Akamai Technologies (AKAM) reported second quarter 2010 earnings of 23 cents, missing the Zacks Consensus Estimate of 24 cents. Shares plunged more than 11% in morning trade on the Nasdaq.
Earnings including stock based compensation but excluding onetime items increased 6.1% year-over-year, but decreased 5.3% sequentially.
Revenues jumped 19.9% year-over-year and 2.2% on a sequential basis to $245.3 million, marginally above the Zacks Consensus Estimate of $243.0 million. Resellers contributed 19.0% of revenues and sales outside the U.S. accounted for 28.0% of revenues in the quarter. International revenues increased 20.0% year-over-year and 2.0% sequentially. Revenues from North America were up 20% year-over-year, and 2% sequentially.
The strong year-over-year growth was primarily driven by increased use of cloud computing technology, growth in online high definition (HD) video and improving online advertising in the quarter.
Akamai achieved solid growth from the Media and Entertainment market (43.1% of second quarter revenue), with revenues increasing 21.9% year-over-year based on strong traffic growth.
On a year-over-year basis, revenues from Commerce (31.9% of second quarter revenue) increased 21.3%, High Tech (19.4% of second quarter revenue) rose 7.6% and Public Sector (5.6% of second quarter revenue) surged 50.5% in the quarter.
New signings for value-added solutions increased 36.0% from first quarter of 2010.
Adjusted EBITDA increased 9.0% year-over-year, but decreased 7.3% sequentially to $90.0 million. EBITDA margin plunged significantly to 36.7% in the second quarter, as compared with 40.4% in the year-ago quarter and 40.5% in the previous quarter.
Operating income on a GAAP basis increased 4.5% year-over-year, but decreased 14.0% on a sequential basis to $56.8 million. Operating margin fell to 23.2% in the second quarter as compared with 26.6% in the year-ago quarter and 27.5% in the first quarter of 2010.
We believe, a significant increase in costs negatively affected margins in the quarter. Total costs and operating expenses spiked 25.5% year-over-year and 8.3% sequentially to $188.5 million. As a percentage of revenues, total costs and operating expenses upped 340 basis points year-over-year and 430 basis points sequentially.
As of Jun 30, 2010, cash and cash equivalents were $120.5 million, compared to $173.2 million at the end of Mar 31, 2010. Cash from operations declined to $86.4 million as compared with $103.8 million in the year-ago quarter. During the second quarter, Akamai repurchased approximately 537,000 shares worth $20.4 million, at an average price of $38.02 per share.
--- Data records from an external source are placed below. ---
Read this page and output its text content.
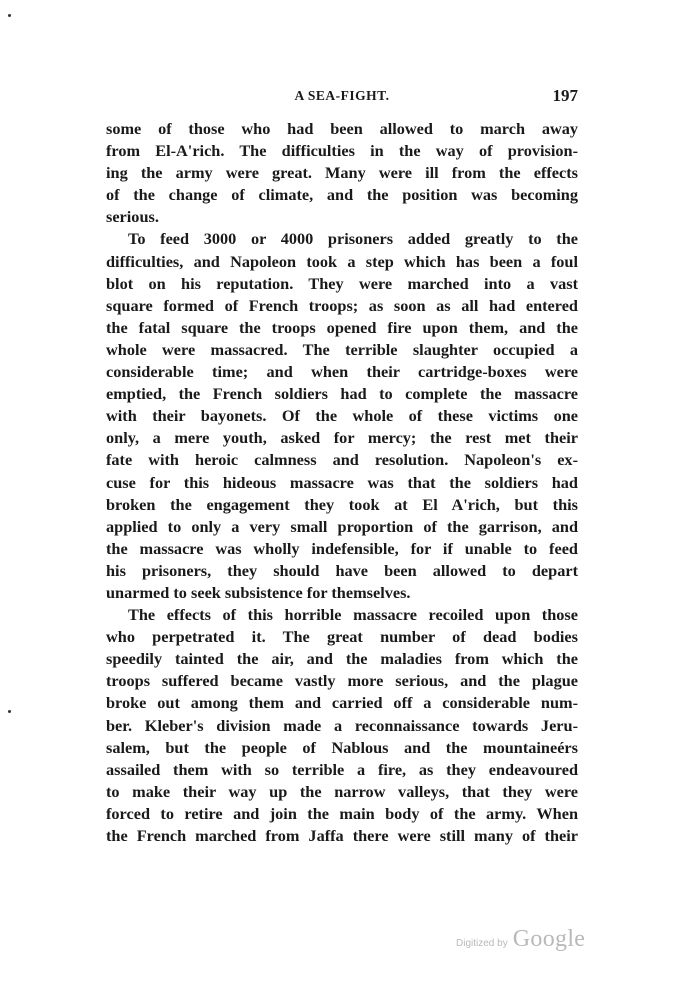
A SEA-FIGHT.	197
some of those who had been allowed to march away
from El-A'rich. The difficulties in the way of provision-
ing the army were great. Many were ill from the effects
of the change of climate, and the position was becoming
serious.
To feed 3000 or 4000 prisoners added greatly to the
difficulties, and Napoleon took a step which has been a foul
blot on his reputation. They were marched into a vast
square formed of French troops; as soon as all had entered
the fatal square the troops opened fire upon them, and the
whole were massacred. The terrible slaughter occupied a
considerable time; and when their cartridge-boxes were
emptied, the French soldiers had to complete the massacre
with their bayonets. Of the whole of these victims one
only, a mere youth, asked for mercy; the rest met their
fate with heroic calmness and resolution. Napoleon's ex-
cuse for this hideous massacre was that the soldiers had
broken the engagement they took at El A'rich, but this
applied to only a very small proportion of the garrison, and
the massacre was wholly indefensible, for if unable to feed
his prisoners, they should have been allowed to depart
unarmed to seek subsistence for themselves.
The effects of this horrible massacre recoiled upon those
who perpetrated it. The great number of dead bodies
speedily tainted the air, and the maladies from which the
troops suffered became vastly more serious, and the plague
broke out among them and carried off a considerable num-
ber. Kleber's division made a reconnaissance towards Jeru-
salem, but the people of Nablous and the mountaineérs
assailed them with so terrible a fire, as they endeavoured
to make their way up the narrow valleys, that they were
forced to retire and join the main body of the army. When
the French marched from Jaffa there were still many of their
Digitized by Google
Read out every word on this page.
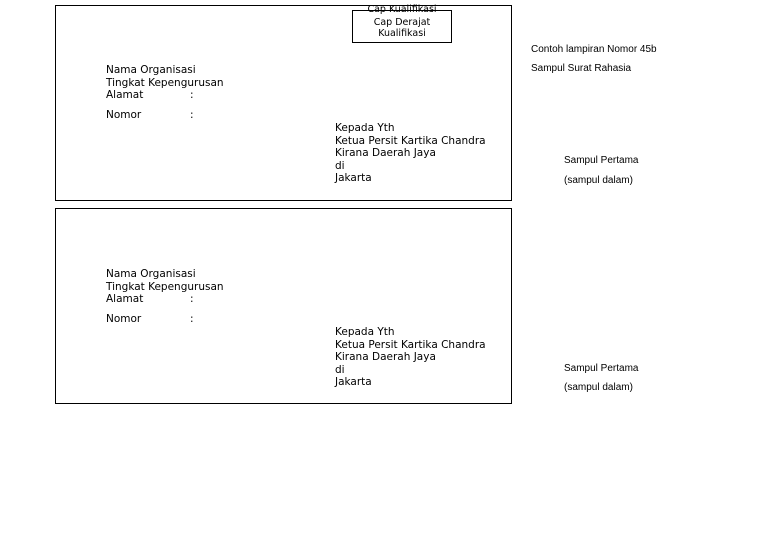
Cap Kualifikasi
Cap Derajat
Kualifikasi
Nama Organisasi
Tingkat Kepengurusan
Alamat	:
Nomor	:
Kepada Yth
Ketua Persit Kartika Chandra
Kirana Daerah Jaya
di
Jakarta
Nama Organisasi
Tingkat Kepengurusan
Alamat	:
Nomor	:
Kepada Yth
Ketua Persit Kartika Chandra
Kirana Daerah Jaya
di
Jakarta
Contoh lampiran Nomor 45b
Sampul Surat Rahasia
Sampul Pertama
(sampul dalam)
Sampul Pertama
(sampul dalam)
During the quarter, Akamai completed the acquisition of Velocitude, a mobile services platform that uses cloud computing. Management expects the acquisition to be approximately neutral to earnings over the next twelve to eighteen months.
We believe the merger will strengthen Akamai’s strategic position in the mobile market. By using Velocitude’s mobile services platform, Akamai aims to improve the quality of mobile content and applications, and provide superior HD video and secure e-commerce to mobile devices.
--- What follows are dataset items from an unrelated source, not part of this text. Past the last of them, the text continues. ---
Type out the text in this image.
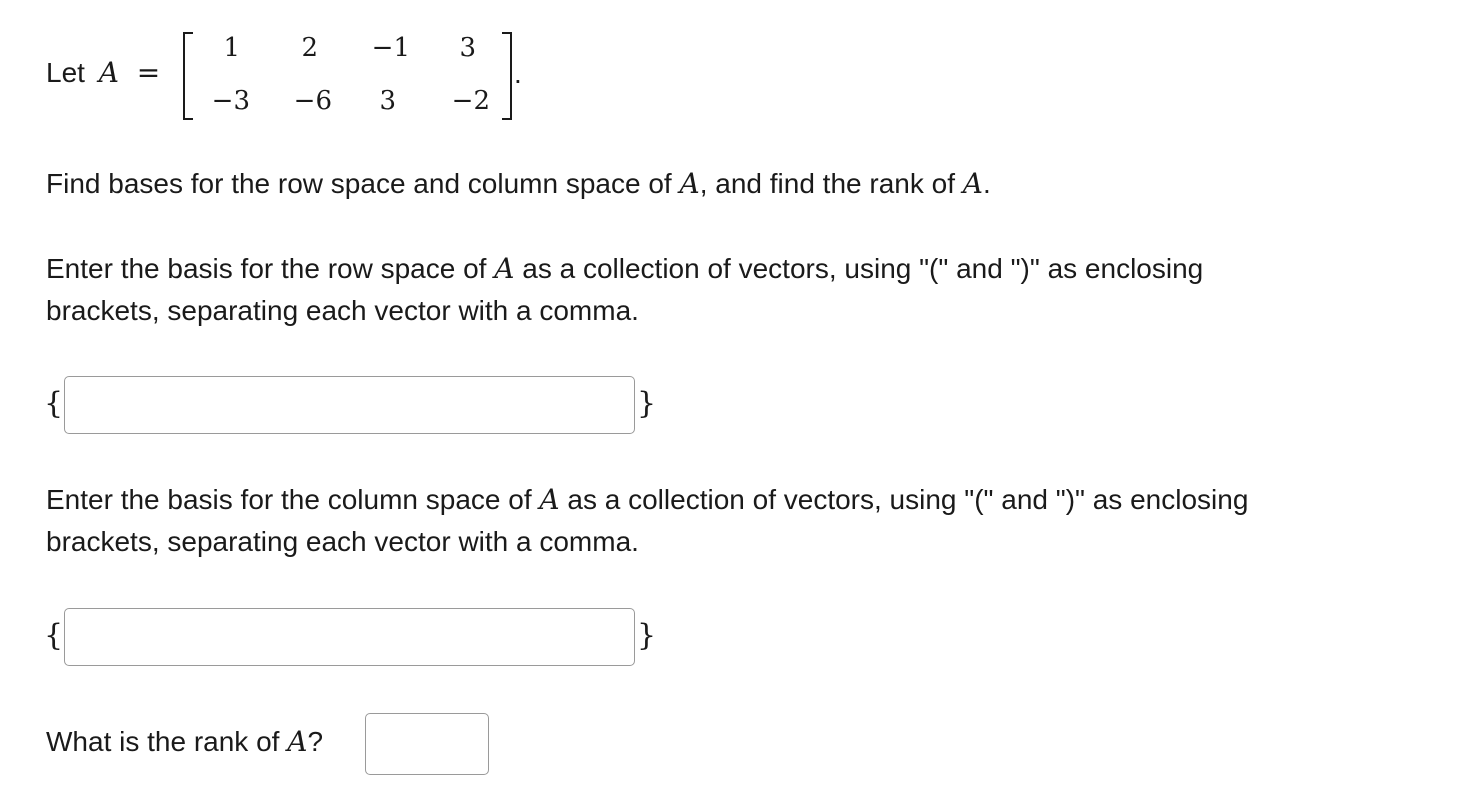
Let A =
1	2	−1	3
−3	−6	3	−2
.
Find bases for the row space and column space of A, and find the rank of A.
Enter the basis for the row space of A as a collection of vectors, using "(" and ")" as enclosing
brackets, separating each vector with a comma.
{	}
Enter the basis for the column space of A as a collection of vectors, using "(" and ")" as enclosing
brackets, separating each vector with a comma.
{	}
What is the rank of A?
For the third quarter of 2010, Akamai forecasts revenues in the range of $242.0 million to $252.0 million, representing approximately 20.0% year-over- year growth. Akamai expects an unfavorable foreign exchange impact of $2.0 million in the third quarter.
Akamai expects gross margin in the range of 81.0% to 82.0% in the third quarter. Management expects operating expenses to increase in the third quarter. Adjusted EBITDA margin is projected to be in the range of 44.0% to 45.0% for the quarter.
Akamai expects capital expenditure to decline approximately $40.0 million in the third quarter. For full year 2010, management estimates capital expenditure to be about 17.0% of total revenue, driven by volume growth and aggressive investment in capitalized software development.
Akamai expects earnings to be in the range of 32 cents to 34 cents per share, including the impact of the Velocitude acquisition and reflecting a 188.0% year-over-year growth.
Although Akamai remains concerned about the overall macroeconomic condition, management believes the company is well positioned to grow in the long term, driven by strong growth across all verticals. The company expects to generate revenues of $1.0 billion in 2010.
We maintain a Neutral recommendation on a long-term basis (6+ months), due to increasing operating expenses, higher capital expenditure and a sluggish macro-economic environment.
Akamai continues to face stiff competition from large companies, such as Level 3 Communications Inc. (LVLT) and Limelight Networks, Inc. (LLNW).
However, we believe increasing usage of cloud computing technology and partnerships with companies such as International Business Machines Corp. (IBM) will boost its profitability going forward. Moreover, Akamai’s recent acquisition of Velocitude, a mobile services platform that uses cloud computing, adds a new dimension to its plethora of online solutions.